Many believed at the time that McClellan refused in order to further his own political ambitions, allowing Lee's army to escape and prolonging the war to make the President look bad. He wasn't shot as a tratior. He ran as the Democractic candidate for President against Lincoln in 1864 instead.
So, pleased don't be shocked when a political leader puts his, or her, political career ahead of fighting and winning the war. If there is anyone one of you who believes a savage bought of ethnic cleansing will not be the outcome of Senator Levin’s plan for a wholesale retreat, then it is definitely time to pull your cranium out of your rectum.
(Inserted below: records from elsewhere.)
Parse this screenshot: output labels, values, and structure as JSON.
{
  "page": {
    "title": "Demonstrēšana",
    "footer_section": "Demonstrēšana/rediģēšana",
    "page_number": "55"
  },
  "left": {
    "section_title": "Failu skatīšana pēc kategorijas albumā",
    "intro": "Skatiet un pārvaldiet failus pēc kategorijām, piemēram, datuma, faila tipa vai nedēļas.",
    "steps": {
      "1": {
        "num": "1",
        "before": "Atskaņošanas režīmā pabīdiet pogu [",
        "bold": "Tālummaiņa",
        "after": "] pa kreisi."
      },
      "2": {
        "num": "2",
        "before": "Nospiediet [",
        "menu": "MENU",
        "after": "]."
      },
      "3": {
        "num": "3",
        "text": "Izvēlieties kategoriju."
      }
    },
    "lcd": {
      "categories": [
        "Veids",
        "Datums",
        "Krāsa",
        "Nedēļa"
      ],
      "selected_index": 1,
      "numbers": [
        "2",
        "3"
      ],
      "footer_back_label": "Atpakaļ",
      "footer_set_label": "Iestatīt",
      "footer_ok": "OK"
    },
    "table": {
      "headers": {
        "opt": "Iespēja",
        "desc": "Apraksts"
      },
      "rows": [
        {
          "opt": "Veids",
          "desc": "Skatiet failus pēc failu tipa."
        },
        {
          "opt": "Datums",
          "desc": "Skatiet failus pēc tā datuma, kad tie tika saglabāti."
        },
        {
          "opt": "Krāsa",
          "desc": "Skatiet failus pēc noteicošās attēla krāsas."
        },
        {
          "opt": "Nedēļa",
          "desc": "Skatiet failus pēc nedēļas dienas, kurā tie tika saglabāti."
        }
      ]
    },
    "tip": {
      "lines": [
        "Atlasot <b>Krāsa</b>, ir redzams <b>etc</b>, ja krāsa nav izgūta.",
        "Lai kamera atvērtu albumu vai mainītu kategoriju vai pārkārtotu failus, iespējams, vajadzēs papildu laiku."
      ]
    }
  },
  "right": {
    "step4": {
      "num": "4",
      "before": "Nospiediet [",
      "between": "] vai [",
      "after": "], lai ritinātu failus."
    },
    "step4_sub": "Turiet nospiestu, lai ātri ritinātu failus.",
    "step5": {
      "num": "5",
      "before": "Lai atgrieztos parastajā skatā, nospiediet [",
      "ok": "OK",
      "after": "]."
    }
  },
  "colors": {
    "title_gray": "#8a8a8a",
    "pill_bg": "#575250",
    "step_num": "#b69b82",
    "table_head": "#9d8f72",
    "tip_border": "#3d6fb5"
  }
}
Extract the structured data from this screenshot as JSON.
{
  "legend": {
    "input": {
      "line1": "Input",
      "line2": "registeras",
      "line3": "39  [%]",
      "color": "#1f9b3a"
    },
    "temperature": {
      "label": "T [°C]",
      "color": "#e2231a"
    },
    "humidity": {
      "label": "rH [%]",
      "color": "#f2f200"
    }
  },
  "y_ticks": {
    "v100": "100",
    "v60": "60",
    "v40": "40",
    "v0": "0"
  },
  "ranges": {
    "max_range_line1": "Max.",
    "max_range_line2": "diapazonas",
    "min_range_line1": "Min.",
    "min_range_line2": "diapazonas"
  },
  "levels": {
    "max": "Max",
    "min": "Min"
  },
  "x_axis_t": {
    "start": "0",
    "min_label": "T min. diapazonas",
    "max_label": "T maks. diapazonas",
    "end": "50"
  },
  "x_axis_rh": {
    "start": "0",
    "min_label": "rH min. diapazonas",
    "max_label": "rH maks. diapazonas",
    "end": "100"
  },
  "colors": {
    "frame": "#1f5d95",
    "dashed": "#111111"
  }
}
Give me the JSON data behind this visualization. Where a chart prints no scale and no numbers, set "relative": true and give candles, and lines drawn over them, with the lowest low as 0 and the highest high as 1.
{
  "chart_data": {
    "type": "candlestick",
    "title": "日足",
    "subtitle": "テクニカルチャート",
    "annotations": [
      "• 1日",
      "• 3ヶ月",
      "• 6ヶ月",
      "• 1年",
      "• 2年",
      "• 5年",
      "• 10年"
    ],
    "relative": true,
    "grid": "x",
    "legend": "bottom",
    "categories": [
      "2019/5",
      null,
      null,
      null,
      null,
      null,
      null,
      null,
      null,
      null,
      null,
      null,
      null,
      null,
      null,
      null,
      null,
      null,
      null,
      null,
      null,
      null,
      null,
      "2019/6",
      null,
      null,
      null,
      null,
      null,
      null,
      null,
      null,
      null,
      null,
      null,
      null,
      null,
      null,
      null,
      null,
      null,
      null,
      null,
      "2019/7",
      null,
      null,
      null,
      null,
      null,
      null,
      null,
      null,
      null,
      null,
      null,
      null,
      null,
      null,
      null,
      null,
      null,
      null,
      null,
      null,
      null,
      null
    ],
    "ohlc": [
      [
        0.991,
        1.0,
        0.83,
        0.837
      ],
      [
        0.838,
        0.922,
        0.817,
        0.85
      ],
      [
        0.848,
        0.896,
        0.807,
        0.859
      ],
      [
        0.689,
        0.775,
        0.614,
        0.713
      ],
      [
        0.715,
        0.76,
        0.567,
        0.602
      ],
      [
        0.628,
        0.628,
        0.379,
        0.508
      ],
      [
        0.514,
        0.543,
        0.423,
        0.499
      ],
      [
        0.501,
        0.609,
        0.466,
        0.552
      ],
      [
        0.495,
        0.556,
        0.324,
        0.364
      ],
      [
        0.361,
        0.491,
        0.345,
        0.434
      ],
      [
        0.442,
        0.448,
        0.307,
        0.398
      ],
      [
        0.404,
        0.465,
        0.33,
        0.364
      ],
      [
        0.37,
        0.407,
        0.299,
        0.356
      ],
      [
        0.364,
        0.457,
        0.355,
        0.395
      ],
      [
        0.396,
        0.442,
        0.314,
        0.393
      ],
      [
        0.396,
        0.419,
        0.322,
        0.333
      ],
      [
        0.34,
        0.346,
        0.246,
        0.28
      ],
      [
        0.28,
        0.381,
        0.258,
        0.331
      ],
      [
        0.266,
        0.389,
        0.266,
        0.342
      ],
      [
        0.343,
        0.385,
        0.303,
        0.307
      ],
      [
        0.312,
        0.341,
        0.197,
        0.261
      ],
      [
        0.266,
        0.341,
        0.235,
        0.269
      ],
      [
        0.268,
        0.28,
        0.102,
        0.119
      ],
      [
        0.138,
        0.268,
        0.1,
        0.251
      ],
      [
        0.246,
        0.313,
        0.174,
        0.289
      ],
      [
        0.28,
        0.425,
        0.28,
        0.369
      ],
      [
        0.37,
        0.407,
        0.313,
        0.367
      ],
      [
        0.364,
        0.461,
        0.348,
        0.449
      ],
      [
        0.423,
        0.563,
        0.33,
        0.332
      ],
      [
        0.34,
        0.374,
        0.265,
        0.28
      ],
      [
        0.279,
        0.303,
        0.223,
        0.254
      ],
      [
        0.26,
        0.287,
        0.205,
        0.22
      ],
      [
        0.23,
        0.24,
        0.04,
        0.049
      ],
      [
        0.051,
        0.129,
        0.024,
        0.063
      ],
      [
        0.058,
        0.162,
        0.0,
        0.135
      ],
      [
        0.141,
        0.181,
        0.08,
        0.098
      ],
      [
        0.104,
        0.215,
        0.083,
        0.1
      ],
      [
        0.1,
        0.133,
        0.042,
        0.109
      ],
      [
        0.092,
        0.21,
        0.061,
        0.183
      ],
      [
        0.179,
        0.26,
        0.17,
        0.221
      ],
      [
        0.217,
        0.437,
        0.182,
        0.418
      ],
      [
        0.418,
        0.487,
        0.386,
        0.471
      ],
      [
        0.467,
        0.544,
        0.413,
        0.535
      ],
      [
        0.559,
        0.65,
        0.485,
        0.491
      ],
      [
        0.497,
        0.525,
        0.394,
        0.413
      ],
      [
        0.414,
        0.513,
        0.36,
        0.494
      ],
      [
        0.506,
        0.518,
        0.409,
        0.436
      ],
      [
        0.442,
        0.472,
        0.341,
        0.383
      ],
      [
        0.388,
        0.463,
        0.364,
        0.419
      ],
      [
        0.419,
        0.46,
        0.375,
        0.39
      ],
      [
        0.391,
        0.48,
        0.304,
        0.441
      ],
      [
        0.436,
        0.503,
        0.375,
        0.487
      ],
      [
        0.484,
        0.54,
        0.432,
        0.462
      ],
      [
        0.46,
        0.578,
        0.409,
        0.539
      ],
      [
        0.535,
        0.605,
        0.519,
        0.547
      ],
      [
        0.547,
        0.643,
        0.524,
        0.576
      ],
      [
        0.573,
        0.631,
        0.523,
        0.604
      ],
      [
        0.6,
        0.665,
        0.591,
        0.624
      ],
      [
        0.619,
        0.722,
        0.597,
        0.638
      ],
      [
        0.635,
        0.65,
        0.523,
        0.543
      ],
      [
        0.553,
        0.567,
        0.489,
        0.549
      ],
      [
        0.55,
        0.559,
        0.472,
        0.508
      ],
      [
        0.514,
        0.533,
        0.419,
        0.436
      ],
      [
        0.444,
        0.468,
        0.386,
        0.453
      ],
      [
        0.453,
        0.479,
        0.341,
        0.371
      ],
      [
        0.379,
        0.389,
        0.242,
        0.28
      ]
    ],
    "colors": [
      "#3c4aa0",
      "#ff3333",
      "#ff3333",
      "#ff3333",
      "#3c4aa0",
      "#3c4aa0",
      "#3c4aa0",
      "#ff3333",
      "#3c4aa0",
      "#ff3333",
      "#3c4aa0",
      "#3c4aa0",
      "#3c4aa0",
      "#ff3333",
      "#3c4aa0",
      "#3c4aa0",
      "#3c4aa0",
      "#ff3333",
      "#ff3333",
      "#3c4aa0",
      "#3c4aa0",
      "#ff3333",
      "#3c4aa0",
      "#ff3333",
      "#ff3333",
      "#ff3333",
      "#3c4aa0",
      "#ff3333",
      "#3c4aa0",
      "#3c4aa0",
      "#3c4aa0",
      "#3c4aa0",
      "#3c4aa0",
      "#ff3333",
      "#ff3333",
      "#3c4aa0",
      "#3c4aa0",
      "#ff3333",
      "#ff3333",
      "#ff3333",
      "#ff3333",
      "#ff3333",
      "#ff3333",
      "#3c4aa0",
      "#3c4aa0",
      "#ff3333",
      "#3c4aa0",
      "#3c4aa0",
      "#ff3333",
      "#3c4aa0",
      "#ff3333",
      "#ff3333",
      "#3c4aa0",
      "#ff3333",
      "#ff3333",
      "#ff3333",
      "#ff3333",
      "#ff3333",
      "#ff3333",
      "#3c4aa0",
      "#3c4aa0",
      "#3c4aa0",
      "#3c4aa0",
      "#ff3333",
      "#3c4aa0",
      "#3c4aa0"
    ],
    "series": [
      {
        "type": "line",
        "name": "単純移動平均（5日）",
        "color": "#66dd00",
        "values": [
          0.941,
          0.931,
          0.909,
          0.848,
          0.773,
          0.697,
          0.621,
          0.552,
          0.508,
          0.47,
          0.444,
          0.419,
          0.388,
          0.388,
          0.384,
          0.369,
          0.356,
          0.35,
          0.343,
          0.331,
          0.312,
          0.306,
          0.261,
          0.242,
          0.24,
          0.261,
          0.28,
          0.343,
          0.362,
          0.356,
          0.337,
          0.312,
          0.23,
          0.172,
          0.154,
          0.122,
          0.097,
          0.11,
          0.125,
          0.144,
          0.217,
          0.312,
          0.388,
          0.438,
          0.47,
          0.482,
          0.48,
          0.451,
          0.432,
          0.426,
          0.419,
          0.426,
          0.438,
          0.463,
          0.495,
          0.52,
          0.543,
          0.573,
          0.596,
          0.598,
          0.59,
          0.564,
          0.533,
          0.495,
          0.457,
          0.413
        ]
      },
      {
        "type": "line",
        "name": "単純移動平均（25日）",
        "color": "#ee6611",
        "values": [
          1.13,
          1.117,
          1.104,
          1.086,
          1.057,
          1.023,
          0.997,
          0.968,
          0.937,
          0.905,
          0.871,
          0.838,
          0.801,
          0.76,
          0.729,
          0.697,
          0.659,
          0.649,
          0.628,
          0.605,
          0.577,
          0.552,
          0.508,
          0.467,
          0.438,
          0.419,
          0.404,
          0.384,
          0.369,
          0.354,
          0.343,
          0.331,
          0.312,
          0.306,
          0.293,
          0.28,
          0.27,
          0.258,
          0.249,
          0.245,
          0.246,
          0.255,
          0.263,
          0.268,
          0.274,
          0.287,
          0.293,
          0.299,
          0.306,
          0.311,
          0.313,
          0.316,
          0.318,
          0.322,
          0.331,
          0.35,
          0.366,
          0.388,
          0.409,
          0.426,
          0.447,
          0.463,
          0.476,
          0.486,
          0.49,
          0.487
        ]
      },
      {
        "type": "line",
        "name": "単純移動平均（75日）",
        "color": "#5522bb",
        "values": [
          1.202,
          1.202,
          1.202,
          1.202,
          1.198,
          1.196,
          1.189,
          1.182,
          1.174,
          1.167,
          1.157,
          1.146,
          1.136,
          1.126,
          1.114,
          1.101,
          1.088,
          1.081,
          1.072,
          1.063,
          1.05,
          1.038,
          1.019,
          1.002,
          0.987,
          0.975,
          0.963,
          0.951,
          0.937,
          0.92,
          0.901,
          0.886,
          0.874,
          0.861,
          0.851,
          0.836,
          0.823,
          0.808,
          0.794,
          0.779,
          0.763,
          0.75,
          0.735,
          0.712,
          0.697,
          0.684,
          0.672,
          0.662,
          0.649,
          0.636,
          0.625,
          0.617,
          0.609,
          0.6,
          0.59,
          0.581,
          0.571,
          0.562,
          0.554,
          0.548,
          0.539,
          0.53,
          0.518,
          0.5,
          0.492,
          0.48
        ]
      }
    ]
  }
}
Levin wants Bush to fail, and fail gloriously, so that the Democratic Party can gain control of the White House in 2008.
Is it possible the Democratic leadership of Congress does not know they are aiding the cause of Al Qa'ida when they throw up the white flag of surrender and retreat?
Perhaps it depends on what our definition of "is" is.
Regardless of the motives of others who should be looking out for the Republic and its citizens, perhaps I need to re-iterate exactly what we should be doing in Iraq.
1) Fight your enemies, not the whole world – US forces executed beautifully in the beginning of the war when actually fighting the enemy was the focus. Now, US policy seems to change daily. Don’t get bogged down in trying to solve all the problems of all the people who live there. We are the US military, not miracle workers. We didn't go there to provide health insurance coverage, or fix their bridges, or build their roads. They can do that themselves. They have more oil in the ground than we do. Our focus should be on destruction of our enemies, and nothing else: destroy the Saddam Fedeyeen, destroy Al Qa’ida, period.
2) Work with Shia and Kurdish militias, not against them. The success evident in Kurdistan is the product of years of CIA-Peshmerga cooperation. This model needs to be copied in the South. Attempting to disarm the anti-Al Qa’ida and anti-Baathist militias is foolish in the extreme. US forces should be supplying and training these militias, and readying them for a coordinated assault on pro-Al Qa’ida and pro-Baathist strongholds in Anabar Province.
3) Secure the borders – especially between Iraq and Syria. Arms and troops pouring in across the borders must be stopped. Allowing local tribes and Iraq customs agents to control the border clearly hasn’t worked. This is a war and needs to be treated as such. Mine, patrol, and otherwise stop all traffic crossing the Iraqi-Syrian border – immediately. We have the technology; all we lack is the will.
4) Be prepared for the division of Iraq – the vast majority (80%) of the people who live in Iraq are Shia and Kurds. The vast majority of the Shia and the Kurds want nothing to do with the nation-state of Iraq. We should be facilitating this desire, meaning the division of Iraq into three separate entities, not fighting against it because it does not fit our “strategic interests”.
5) Prepare for the long haul – Tony Blair’s MI Chief stated the war against terrorism will last at least a generation. She’s right. Doesn’t mean troop levels in Iraq need to be as high as they are now for the next 30 years, but don’t expect Iraq to turn into a Swiss democracy in the next four months just because it fits someone’s political schedule.
What am I doing these days? Still a citizen-solider – fiber optics engineer by day, US Army Reserve by night, so to speak. I’m no longer in the 8-229th. I’m in the 7/6 CAV, which is another Apache unit, this one in Conroe Texas.
And what exactly is the 7/6 CAV doing these days, you may ask?
Getting ready for the next round. Because, it ain’t over till its over.
And, Baby, this fight definitely ain’t over.